This e-book constitutes the complaints of the 14th overseas Symposium on automatic expertise for Verification and research, ATVA 2016, held in Chiba, Japan, in October 2016.

The 31 papers offered during this quantity have been conscientiously reviewed and chosen from eighty two submissions. They have been prepared in topical sections named: keynote; Markov versions, chains, and choice tactics; counter structures, automata; parallelism, concurrency; complexity, decidability; synthesis, refinement; optimization, heuristics, partial-order rate reductions; fixing systems, version checking; and software research.

Various logics were developed for reasoning about mean payoff and other reward-based properties [3]. Model checking MDPs against specifications in these logics is supported by state of the art tools [23]. MDPs with energy objectives have been studied in [7] as one-counter MDPs. g. [2]). A closely related paper [15] studies MDPs with combined energy-parity and mean-payoffparity objectives (however, the combination of energy with mean payoff is not studied in [15]). A considerable amount of attention has been devoted to non-stochastic turnbased games with energy objectives [4,14].

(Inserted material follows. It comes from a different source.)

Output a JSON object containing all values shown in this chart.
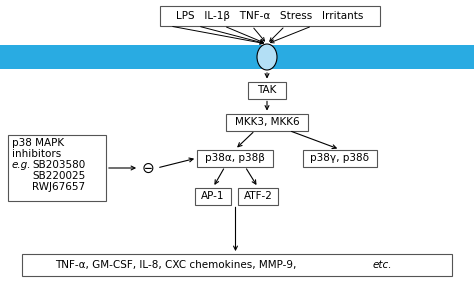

1 (right). There is only one strategy (the empty function), and it is easy to verify that assigning 1/4 to each variable in LE solves the linear program with e∈T fe · E(e) = 14 . However, for every m there is a positive probability that the decrementing loop on t is taken at least m times, and thus the strategy is not safe. Fig. 1. A linear program LE with non-negative variables fe , e ∈ T (left), and an EMDP where the strategy corresponding to the solution of LE is not safe (right). Each transition is labelled by the associated counter update (in boldface), reward, and probability Although the program LE does not directly yield a safe strategy optimizing the mean payoff, it is still useful for obtaining certain “building blocks” of such a strategy.

We are interested in assessing the sub-optimality of the policy obtained upon convergence of the approximate policy iteration scheme. Theorem 2 (Bounds on Sub-optimality of Approximate Policy Iteration). Assume that after a finite number of steps p a steady-state policy μp is obtained. ,p J˜mk (s) − Jμ (s) . We obtain k k the following sub-optimality bound: 2γδ J˜pmp (s) − J ∗ (s) ≤ , 1−γ m m m m where J˜p p (s) is obtained from J¯p p , and where J¯p p = T¯μpp J¯p . Proof. It follows from a straightforward adaptation of the results in [4, Section 3].